From the Matheuspruit the road was in a wretched condition, and where it was not stony the soil was so soft that we were in momentary dread of sticking fast. On the evening of the 29th we reached the Jagdspruit.

The following morning was warm and bright, and the rising sun lighted up the eastern slopes of the Klerksdorp heights, some of which had a conical shape, and stood isolated and bare on the bank of the Schoenspruit, others being covered with bushes, and joined together in ridges. Between us and the hills lay a shallow depression, about two miles wide, that appeared to open into the narrow valley of the Schoenspruit a few miles lower down. We were told that Klerksdorp, the oldest settlement in the Transvaal, was close on the other side of a chain of hills that stretched right across our path.

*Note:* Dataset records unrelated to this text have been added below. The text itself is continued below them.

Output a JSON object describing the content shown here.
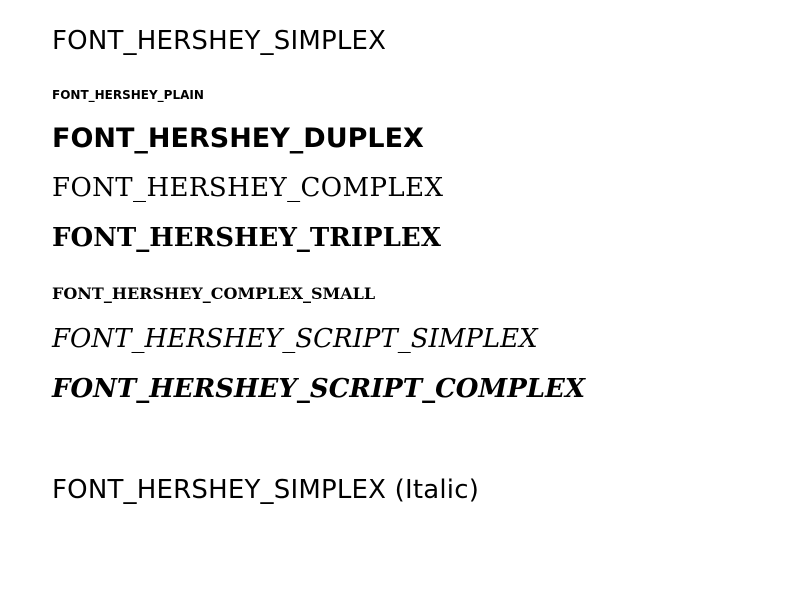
{
  "samples": {
    "simplex": "FONT_HERSHEY_SIMPLEX",
    "plain": "FONT_HERSHEY_PLAIN",
    "duplex": "FONT_HERSHEY_DUPLEX",
    "complex": "FONT_HERSHEY_COMPLEX",
    "triplex": "FONT_HERSHEY_TRIPLEX",
    "complex_small": "FONT_HERSHEY_COMPLEX_SMALL",
    "script_simplex": "FONT_HERSHEY_SCRIPT_SIMPLEX",
    "script_complex": "FONT_HERSHEY_SCRIPT_COMPLEX",
    "simplex_italic": "FONT_HERSHEY_SIMPLEX  (Italic)"
  },
  "colors": {
    "background": "#ffffff",
    "text": "#000000"
  }
}
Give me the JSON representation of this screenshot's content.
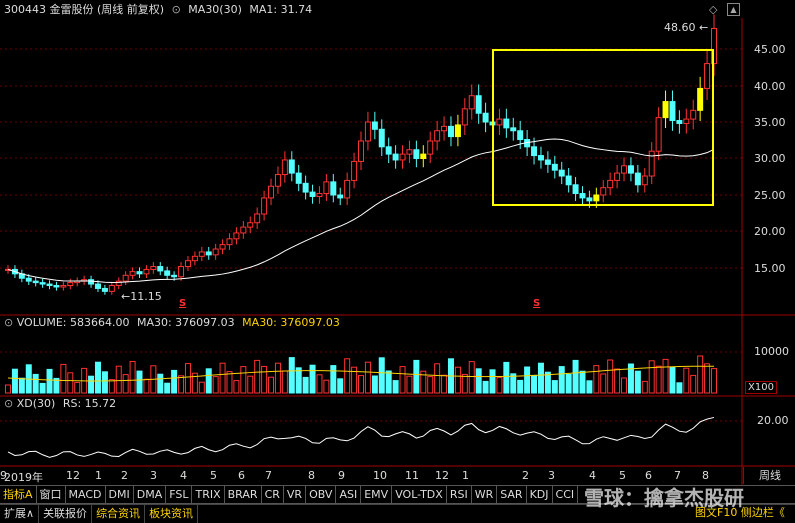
{
  "header": {
    "title": "300443 金雷股份 (周线 前复权)",
    "ma_label": "MA30(30)",
    "ma1_label": "MA1: 31.74"
  },
  "price_axis": [
    "45.00",
    "40.00",
    "35.00",
    "30.00",
    "25.00",
    "20.00",
    "15.00"
  ],
  "annotations": {
    "high": "48.60",
    "low": "11.15",
    "s_marker": "S"
  },
  "volume": {
    "label": "VOLUME: 583664.00",
    "ma30a": "MA30: 376097.03",
    "ma30b": "MA30: 376097.03",
    "axis_top": "10000",
    "unit": "X100"
  },
  "xd": {
    "label": "XD(30)",
    "rs": "RS: 15.72",
    "axis": "20.00"
  },
  "time_axis": [
    "2019年",
    "12",
    "1",
    "2",
    "3",
    "4",
    "5",
    "6",
    "7",
    "8",
    "9",
    "10",
    "11",
    "12",
    "1",
    "2",
    "3",
    "4",
    "5",
    "6",
    "7",
    "8",
    "9"
  ],
  "period_button": "周线",
  "indicator_tabs": [
    "指标A",
    "窗口",
    "MACD",
    "DMI",
    "DMA",
    "FSL",
    "TRIX",
    "BRAR",
    "CR",
    "VR",
    "OBV",
    "ASI",
    "EMV",
    "VOL-TDX",
    "RSI",
    "WR",
    "SAR",
    "KDJ",
    "CCI"
  ],
  "bottom_tabs": [
    "扩展∧",
    "关联报价",
    "综合资讯",
    "板块资讯"
  ],
  "watermark": "雪球：擒拿杰股研",
  "bottom_right": "图文F10  侧边栏《",
  "colors": {
    "up": "#ff3232",
    "down": "#54ffff",
    "ma": "#ffffff",
    "box": "#ffff00"
  }
}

Tempted by the genial weather I went out for a stroll on the plain, which afforded me ample scope for botanizing. Amongst other plants worth gathering I found a cinna growing rankly as a weed, bearing one or more brick-red or rose-coloured blossoms on stems that varied from four to ten inches in height. From a clump of bushes on the left I took a number of beetles, some small bright ones (Buprestidæ), some leaf-beetles (Chrysomelidæ), and some Longicorns (Cerambycidæ); also several black and yellow-spotted spiders, that, like our cross-spiders, had spun their webs from bush to bush, and from tree to tree. Two duykerbocks sprung up at my approach, and vanished quickly into the thicket.